Two sample Z test of proportions is the test to determine whether the two populations differ significantly on specific characteristics. In other words, compare the proportion of two different populations that have some single characteristic. 

**Import Libraries**

In [14]:
import numpy as np
import pandas as pd
import matplotlib.pyplot as plt
import seaborn as sns
import statsmodels.stats.api as sms
from statsmodels.stats.proportion import proportions_ztest

pd.set_option('display.max_columns', None)
pd.set_option('display.max_row', 10)
pd.set_option('display.float_format', lambda x: '%.5f' % x)

**Case Study**

Problem: Is there a statistical difference between the survival rates of male and female passengers on the titanic ship?

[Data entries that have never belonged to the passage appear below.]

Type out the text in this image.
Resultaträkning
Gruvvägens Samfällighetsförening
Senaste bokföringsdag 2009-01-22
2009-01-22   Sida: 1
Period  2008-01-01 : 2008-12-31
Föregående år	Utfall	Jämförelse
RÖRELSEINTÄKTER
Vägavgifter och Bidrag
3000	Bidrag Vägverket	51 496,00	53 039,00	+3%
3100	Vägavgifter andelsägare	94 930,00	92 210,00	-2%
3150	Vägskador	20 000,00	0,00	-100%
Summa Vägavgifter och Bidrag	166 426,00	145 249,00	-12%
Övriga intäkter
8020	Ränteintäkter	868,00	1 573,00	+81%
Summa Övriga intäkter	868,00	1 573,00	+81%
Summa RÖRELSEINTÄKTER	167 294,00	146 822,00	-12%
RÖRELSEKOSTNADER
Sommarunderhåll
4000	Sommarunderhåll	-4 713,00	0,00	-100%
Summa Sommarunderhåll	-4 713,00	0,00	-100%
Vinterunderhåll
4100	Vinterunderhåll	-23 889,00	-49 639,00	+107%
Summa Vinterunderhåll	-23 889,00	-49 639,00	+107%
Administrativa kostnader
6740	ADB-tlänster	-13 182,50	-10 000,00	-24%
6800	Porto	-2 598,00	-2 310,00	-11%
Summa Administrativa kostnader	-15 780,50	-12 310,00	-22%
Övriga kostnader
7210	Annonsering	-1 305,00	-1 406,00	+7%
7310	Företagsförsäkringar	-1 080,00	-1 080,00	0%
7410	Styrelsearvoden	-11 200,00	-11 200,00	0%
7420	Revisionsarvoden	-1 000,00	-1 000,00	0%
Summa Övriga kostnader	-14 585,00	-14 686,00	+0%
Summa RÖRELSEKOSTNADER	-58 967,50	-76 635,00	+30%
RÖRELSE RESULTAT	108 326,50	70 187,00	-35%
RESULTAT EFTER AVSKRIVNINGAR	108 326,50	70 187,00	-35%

Hypothesis: There is no statistical difference between the survival rates of male and female

P1 = Survival rates of male<br>
P2 = Survival rates of female

HO: P1 = P2<br>
H1: P1 != P2

In [4]:
df = sns.load_dataset('titanic')

In [5]:
df.head()

Unnamed: 0,survived,pclass,sex,age,sibsp,parch,fare,embarked,class,who,adult_male,deck,embark_town,alive,alone
0,0,3,male,22.0,1,0,7.25,S,Third,man,True,,Southampton,no,False
1,1,1,female,38.0,1,0,71.2833,C,First,woman,False,C,Cherbourg,yes,False
2,1,3,female,26.0,0,0,7.925,S,Third,woman,False,,Southampton,yes,True
3,1,1,female,35.0,1,0,53.1,S,First,woman,False,C,Southampton,yes,False
4,0,3,male,35.0,0,0,8.05,S,Third,man,True,,Southampton,no,True


First, we need to female and male survivals

In [20]:
survival_succ_female = df.loc[df['sex'] == 'female', 'survived'].sum()
survival_succ_female

233

In [21]:
survival_succ_male = df.loc[df['sex'] == 'male', 'survived'].sum()
survival_succ_male

109

Second, we need to total observation units for each group

In [16]:
total_count_female = df.loc[df['sex'] == 'female', 'survived'].shape[0]
total_count_female

314

In [18]:
total_count_male = df.loc[df['sex'] == 'male', 'survived'].shape[0]
total_count_male

577

**Lets Analyze**

In [26]:
test_stat, p_value = proportions_ztest(count=(survival_succ_male, survival_succ_female),
                                      nobs=(total_count_male, total_count_female))
print('Test statistic: %.5f\np value: %.5f' % (test_stat, p_value))

Test statistic: -16.21883
p value: 0.00000


P value less than 0.05 so we reject the H0 hypothesis, which is there is no statistical difference between the survival proportion of men and women.